Overflow Checking in Assembly
C++ just blindly ignores overflow, so it's possible for a program to
fail silently and give you the wrong answer. In assembly, you can
check the overflow flag with "jo" (jump-if-overflow), like this:
mov edi,1000000000
add edi,edi
jo uhoh ; error-check the add
mov eax,edi
ret ; ordinary return
uhoh:
mov eax,-999 ; Special value to indicate we had an overflow
ret ; error return
(Try this in NetRun now!)
This program will hence return the right answer, or admit something
failed. You do have to be careful to do a "jo uhoh" after every
possible arithmetic instruction, since the overflow flag gets re-set
after each "add".
BONUS: Tail Call
It's surprisingly easy to define a function in assembly language: just make a label, and "call" it:
mov edi,1000
call myfunction
add eax,7
ret
myfunction:
mov eax,edi ; copy our first parameter into eax (to be returned)
ret ; go back to foo
(Try this in NetRun now!)
"call" and "ret" match one another, so myfunction's "ret" goes back to
our first function. If you use "jmp" instead of "call", "ret"

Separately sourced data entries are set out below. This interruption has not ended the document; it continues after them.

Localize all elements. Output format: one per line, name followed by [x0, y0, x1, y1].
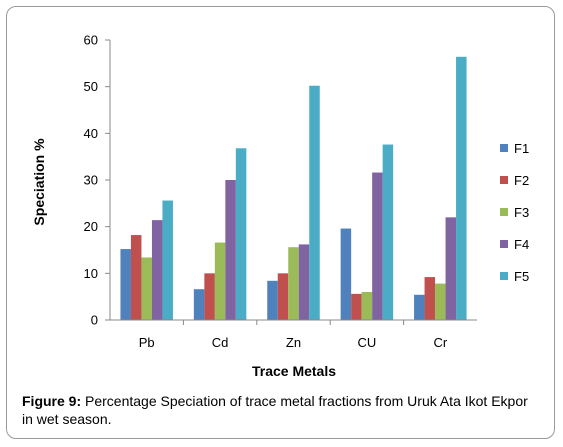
- figure-caption: Figure 9: Percentage Speciation of trace…: [22, 392, 542, 428]
- legend-swatch-f4: [500, 240, 508, 248]
- bar-f1-cr: [414, 294, 425, 320]
- bar-f2-cr: [424, 277, 436, 320]
- legend-swatch-f3: [500, 208, 508, 216]
- legend-label-f2: F2: [514, 173, 529, 188]
- bar-f3-cu: [361, 292, 373, 320]
- bar-f4-cu: [372, 172, 383, 320]
- bar-f5-cd: [235, 148, 247, 320]
- x-axis-title: Trace Metals: [252, 363, 336, 379]
- legend-swatch-f1: [500, 144, 508, 152]
- legend-label-f1: F1: [514, 141, 529, 156]
- bar-f4-cr: [445, 217, 457, 320]
- legend-label-f3: F3: [514, 205, 529, 220]
- y-tick-label: 10: [84, 266, 98, 281]
- bar-f3-zn: [288, 247, 299, 320]
- bar-f2-zn: [277, 273, 289, 320]
- bar-f2-cu: [351, 293, 362, 320]
- y-tick-label: 60: [84, 33, 98, 48]
- legend-swatch-f5: [500, 272, 508, 280]
- legend-label-f5: F5: [514, 269, 529, 284]
- bar-series: [120, 56, 467, 321]
- bar-f5-zn: [309, 85, 320, 320]
- bar-f3-pb: [141, 257, 152, 320]
- y-tick-label: 30: [84, 173, 98, 188]
- y-tick-label: 0: [91, 313, 98, 328]
- x-tick-label: Pb: [139, 335, 155, 350]
- bar-f4-zn: [298, 244, 310, 320]
- bar-f3-cd: [214, 242, 226, 320]
- x-tick-label: CU: [358, 335, 377, 350]
- bar-f5-pb: [162, 200, 173, 320]
- y-axis-title: Speciation %: [31, 138, 47, 226]
- caption-label: Figure 9:: [22, 393, 82, 409]
- bar-f5-cu: [382, 144, 394, 320]
- y-tick-label: 20: [84, 219, 98, 234]
- bar-chart: 0 10 20 30 40 50 60 Pb Cd Zn CU Cr Speciation % Tr…: [31, 33, 529, 380]
- caption-text: Percentage Speciation of trace metal fra…: [22, 393, 528, 427]
- bar-f1-zn: [267, 280, 278, 320]
- bar-f3-cr: [435, 283, 446, 320]
- x-tick-label: Cr: [433, 335, 447, 350]
- y-tick-label: 40: [84, 126, 98, 141]
- bar-f1-pb: [120, 249, 131, 320]
- bar-f1-cd: [193, 289, 205, 320]
- legend: F1 F2 F3 F4 F5: [500, 141, 529, 284]
- legend-label-f4: F4: [514, 237, 529, 252]
- bar-f1-cu: [340, 228, 352, 320]
- x-axis-ticks: Pb Cd Zn CU Cr: [139, 320, 448, 350]
- y-axis-ticks: 0 10 20 30 40 50 60: [84, 33, 110, 328]
- x-tick-label: Cd: [212, 335, 229, 350]
- bar-f4-pb: [151, 220, 163, 320]
- y-tick-label: 50: [84, 79, 98, 94]
- legend-swatch-f2: [500, 176, 508, 184]
- bar-f2-pb: [130, 235, 142, 320]
- bar-f4-cd: [225, 180, 236, 320]
- x-tick-label: Zn: [286, 335, 301, 350]
- bar-f5-cr: [456, 56, 467, 321]
- bar-f2-cd: [204, 273, 215, 320]
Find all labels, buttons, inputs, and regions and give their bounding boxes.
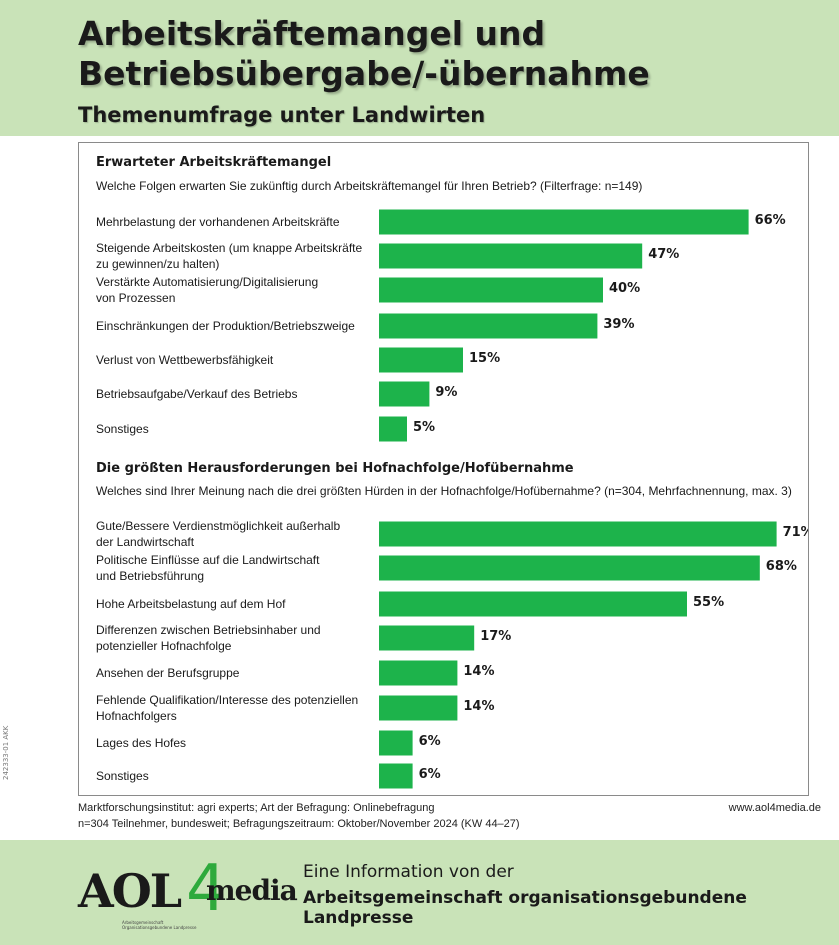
bar xyxy=(379,696,457,721)
website-link[interactable]: www.aol4media.de xyxy=(729,800,821,816)
category-label: Steigende Arbeitskosten (um knappe Arbei… xyxy=(96,241,362,255)
bar xyxy=(379,626,474,651)
category-label: Differenzen zwischen Betriebsinhaber und xyxy=(96,623,321,637)
info-line-2: Arbeitsgemeinschaft organisationsgebunde… xyxy=(303,888,839,928)
value-label: 6% xyxy=(419,767,441,782)
content-panel: Erwarteter Arbeitskräftemangel Welche Fol… xyxy=(0,136,839,840)
value-label: 14% xyxy=(463,664,494,679)
category-label: potenzieller Hofnachfolge xyxy=(96,639,232,653)
category-label: zu gewinnen/zu halten) xyxy=(96,257,219,271)
category-label: Sonstiges xyxy=(96,422,149,436)
category-label: Mehrbelastung der vorhandenen Arbeitskrä… xyxy=(96,215,340,229)
source-line-2: n=304 Teilnehmer, bundesweit; Befragungs… xyxy=(78,816,638,832)
category-label: Hohe Arbeitsbelastung auf dem Hof xyxy=(96,597,286,611)
page-subtitle: Themenumfrage unter Landwirten xyxy=(78,101,485,129)
chart-question: Welche Folgen erwarten Sie zukünftig dur… xyxy=(96,179,642,193)
bar xyxy=(379,661,457,686)
value-label: 5% xyxy=(413,420,435,435)
logo-aol-text: AOL xyxy=(78,864,180,918)
publisher-band: AOL 4 media Arbeitsgemeinschaft Organisa… xyxy=(0,840,839,945)
bar xyxy=(379,592,687,617)
page-title: Arbeitskräftemangel und Betriebsübergabe… xyxy=(78,14,818,94)
chart-box: Erwarteter Arbeitskräftemangel Welche Fol… xyxy=(78,142,809,796)
bar xyxy=(379,522,777,547)
value-label: 55% xyxy=(693,595,724,610)
value-label: 40% xyxy=(609,281,640,296)
logo-small-text: Arbeitsgemeinschaft Organisationsgebunde… xyxy=(122,920,212,930)
category-label: Ansehen der Berufsgruppe xyxy=(96,666,240,680)
category-label: Gute/Bessere Verdienstmöglichkeit außerh… xyxy=(96,519,340,533)
bar xyxy=(379,244,642,269)
bar xyxy=(379,382,429,407)
category-label: Sonstiges xyxy=(96,769,149,783)
value-label: 15% xyxy=(469,351,500,366)
chart-title: Die größten Herausforderungen bei Hofnac… xyxy=(96,461,574,476)
info-line-1: Eine Information von der xyxy=(303,862,514,882)
category-label: Lages des Hofes xyxy=(96,736,186,750)
aol4media-logo: AOL 4 media Arbeitsgemeinschaft Organisa… xyxy=(78,858,278,938)
category-label: der Landwirtschaft xyxy=(96,535,195,549)
category-label: Hofnachfolgers xyxy=(96,709,177,723)
survey-charts: Erwarteter Arbeitskräftemangel Welche Fol… xyxy=(79,143,808,795)
logo-media-text: media xyxy=(206,874,297,907)
side-code: 242333-01 AKK xyxy=(2,726,10,780)
chart-question: Welches sind Ihrer Meinung nach die drei… xyxy=(96,484,792,498)
chart-title: Erwarteter Arbeitskräftemangel xyxy=(96,155,331,170)
title-line-2: Betriebsübergabe/-übernahme xyxy=(78,54,818,94)
value-label: 17% xyxy=(480,629,511,644)
category-label: Einschränkungen der Produktion/Betriebsz… xyxy=(96,319,355,333)
title-line-1: Arbeitskräftemangel und xyxy=(78,14,818,54)
bar xyxy=(379,348,463,373)
source-line-1: Marktforschungsinstitut: agri experts; A… xyxy=(78,800,638,816)
value-label: 66% xyxy=(755,213,786,228)
value-label: 71% xyxy=(783,525,808,540)
category-label: von Prozessen xyxy=(96,291,175,305)
category-label: Verlust von Wettbewerbsfähigkeit xyxy=(96,353,274,367)
value-label: 9% xyxy=(435,385,457,400)
bar xyxy=(379,314,597,339)
source-note: Marktforschungsinstitut: agri experts; A… xyxy=(78,800,638,832)
bar xyxy=(379,417,407,442)
value-label: 6% xyxy=(419,734,441,749)
category-label: und Betriebsführung xyxy=(96,569,204,583)
bar xyxy=(379,731,413,756)
value-label: 47% xyxy=(648,247,679,262)
header: Arbeitskräftemangel und Betriebsübergabe… xyxy=(0,0,839,135)
bar xyxy=(379,556,760,581)
value-label: 39% xyxy=(603,317,634,332)
category-label: Verstärkte Automatisierung/Digitalisieru… xyxy=(96,275,318,289)
bar xyxy=(379,278,603,303)
value-label: 14% xyxy=(463,699,494,714)
value-label: 68% xyxy=(766,559,797,574)
category-label: Betriebsaufgabe/Verkauf des Betriebs xyxy=(96,387,297,401)
category-label: Fehlende Qualifikation/Interesse des pot… xyxy=(96,693,358,707)
bar xyxy=(379,764,413,789)
category-label: Politische Einflüsse auf die Landwirtsch… xyxy=(96,553,320,567)
bar xyxy=(379,210,749,235)
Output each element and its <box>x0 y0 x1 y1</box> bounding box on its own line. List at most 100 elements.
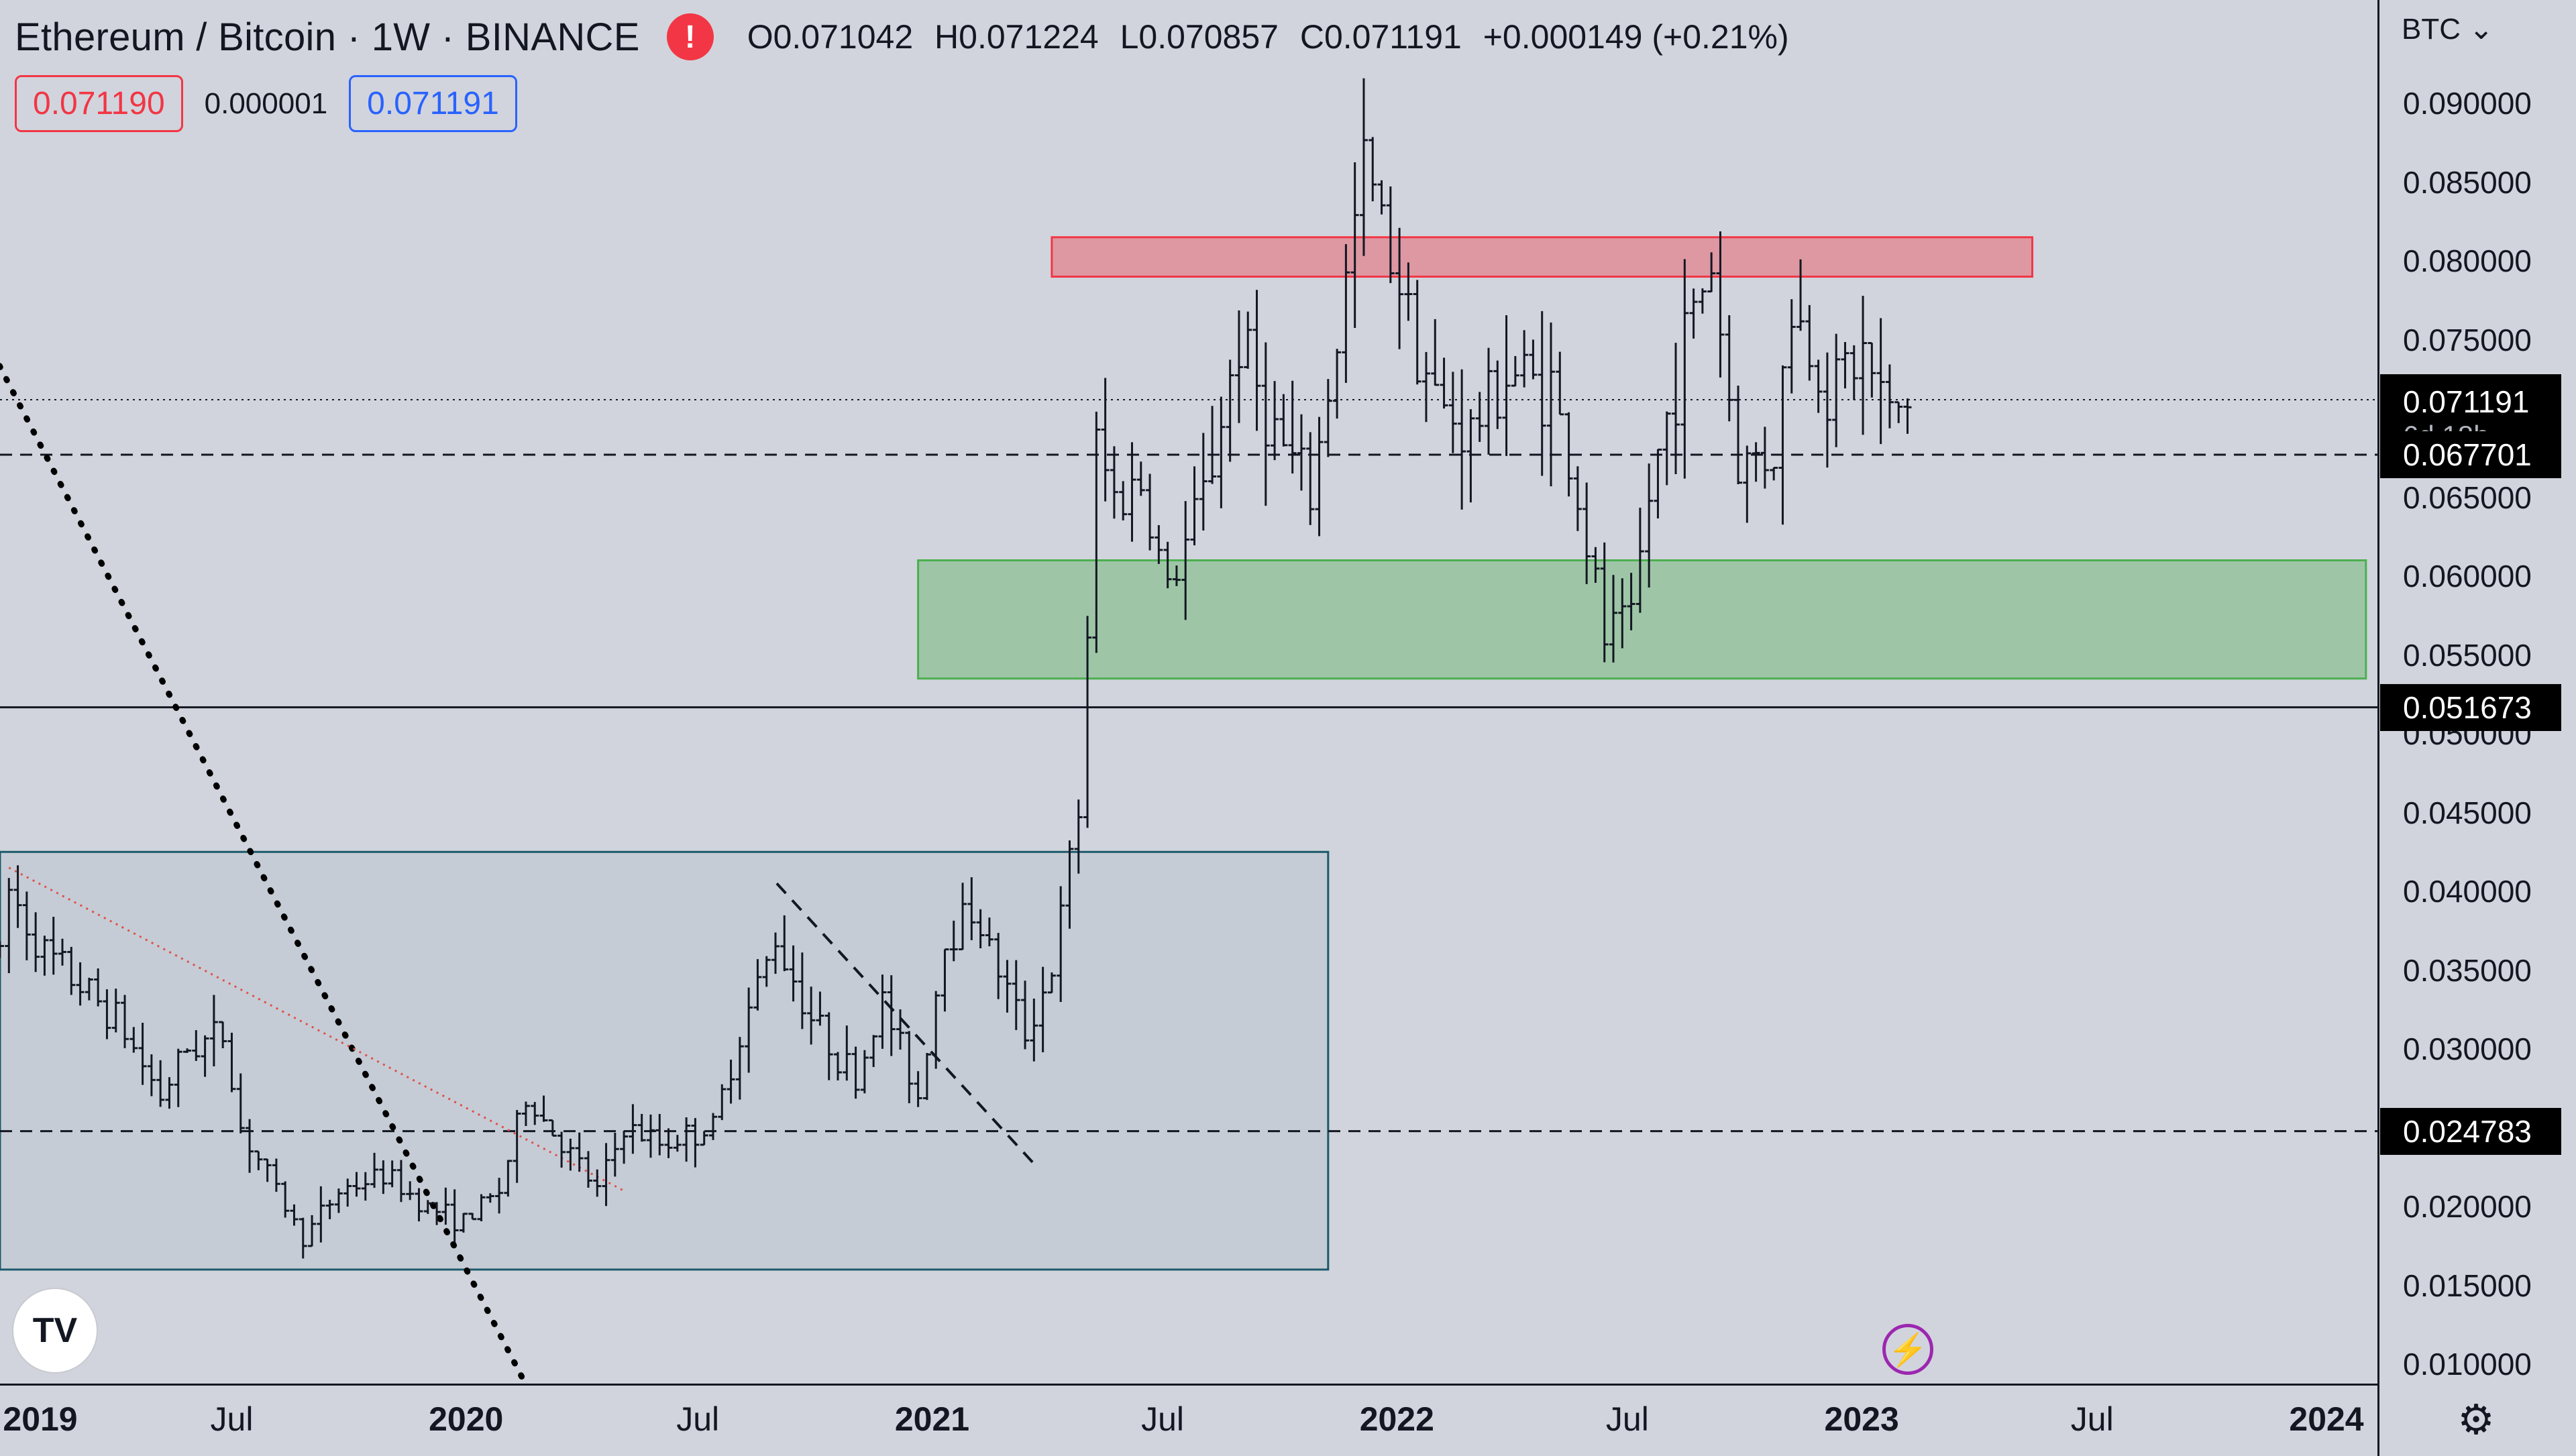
ohlc-bar <box>76 962 85 1006</box>
symbol-title[interactable]: Ethereum / Bitcoin · 1W · BINANCE <box>15 15 640 59</box>
ohlc-bar <box>1324 379 1332 457</box>
buy-button[interactable]: 0.071191 <box>349 75 517 132</box>
ohlc-bar <box>1698 288 1707 314</box>
x-tick-label: 2021 <box>894 1400 970 1438</box>
ohlc-bar <box>869 1035 878 1068</box>
price-chart-svg[interactable] <box>0 0 2377 1384</box>
ohlc-bar <box>1306 432 1315 525</box>
ohlc-bar <box>281 1181 290 1218</box>
ohlc-bar <box>0 941 4 958</box>
ohlc-bar <box>1012 960 1020 1030</box>
lightning-icon[interactable]: ⚡ <box>1882 1324 1933 1375</box>
chart-header: Ethereum / Bitcoin · 1W · BINANCE ! O0.0… <box>0 0 1801 74</box>
currency-selector[interactable]: BTC ⌄ <box>2402 12 2493 46</box>
ohlc-bar <box>1350 162 1359 328</box>
ohlc-bar <box>325 1200 334 1219</box>
ohlc-bar <box>49 917 58 975</box>
ohlc-bar <box>985 917 994 946</box>
ohlc-bar <box>1359 78 1368 256</box>
ohlc-bar <box>477 1194 486 1222</box>
time-axis-separator <box>0 1384 2377 1386</box>
ohlc-bar <box>147 1054 156 1097</box>
ohlc-bar <box>682 1117 691 1162</box>
ohlc-bar <box>67 946 76 995</box>
ohlc-bar <box>780 915 789 972</box>
ohlc-bar <box>1547 322 1555 487</box>
high-value: H0.071224 <box>934 18 1099 56</box>
ohlc-bar <box>905 1031 914 1104</box>
ohlc-bar <box>1752 442 1760 482</box>
ohlc-bar <box>361 1172 370 1201</box>
ohlc-bar <box>1600 542 1609 663</box>
ohlc-bar <box>1484 347 1493 455</box>
ohlc-bar <box>1047 972 1056 994</box>
ohlc-bar <box>753 959 762 1011</box>
ohlc-bar <box>1796 259 1805 331</box>
y-tick-label: 0.060000 <box>2403 559 2532 594</box>
ohlc-bar <box>708 1113 717 1140</box>
ohlc-bar <box>1662 411 1671 486</box>
ohlc-bar <box>1716 231 1725 378</box>
ohlc-bar <box>1083 616 1092 828</box>
ohlc-bar <box>254 1150 263 1170</box>
ohlc-bar <box>735 1037 744 1100</box>
currency-label: BTC <box>2402 13 2461 46</box>
ohlc-bar <box>860 1050 869 1094</box>
ohlc-bar <box>1511 355 1519 387</box>
ohlc-bar <box>103 989 111 1040</box>
ohlc-bar <box>584 1151 592 1188</box>
ohlc-bar <box>1823 352 1831 468</box>
ohlc-bar <box>486 1193 494 1203</box>
ohlc-bar <box>1841 342 1849 389</box>
ohlc-bar <box>1672 343 1680 474</box>
ohlc-bar <box>1074 799 1083 874</box>
ohlc-bar <box>1181 501 1190 620</box>
ohlc-bar <box>1448 372 1457 453</box>
ohlc-bar <box>388 1160 396 1188</box>
ohlc-bar <box>1618 578 1627 649</box>
ohlc-bar <box>1333 349 1342 419</box>
ohlc-bar <box>272 1158 280 1192</box>
x-tick-label: Jul <box>1605 1400 1649 1438</box>
ohlc-bar <box>932 991 941 1069</box>
ohlc-bar <box>138 1023 147 1085</box>
ohlc-bar <box>22 891 31 960</box>
ohlc-bar <box>396 1160 405 1202</box>
ohlc-bar <box>887 975 896 1056</box>
ohlc-bar <box>1038 966 1047 1052</box>
ohlc-bar <box>1591 547 1600 583</box>
ohlc-bar <box>1252 290 1261 431</box>
exclamation-icon[interactable]: ! <box>666 13 714 60</box>
ohlc-bar <box>1458 369 1466 510</box>
x-tick-label: 2020 <box>429 1400 504 1438</box>
ohlc-bar <box>610 1133 619 1177</box>
ohlc-readout: O0.071042 H0.071224 L0.070857 C0.071191 … <box>747 17 1801 56</box>
ohlc-bar <box>1627 573 1635 630</box>
y-tick-label: 0.065000 <box>2403 480 2532 515</box>
ohlc-bar <box>1057 886 1065 1002</box>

will return all the way back out to main, so this code will return 1000:
mov edi,1000
jmp myfunction
add eax,7 ; <- never executed!
ret
myfunction:
mov eax,edi ; copy our first parameter into eax (to be returned)
ret ; go back to main
(Try this in NetRun now!)
In fact, the only difference between "jmp" and "call" is what happens
at the following "ret"; so if you want "ret" to return to your function
again, you can actually speed up your code by replacing "call" with
"jmp". This is a "tail call", and should become more clear once we talk about the stack.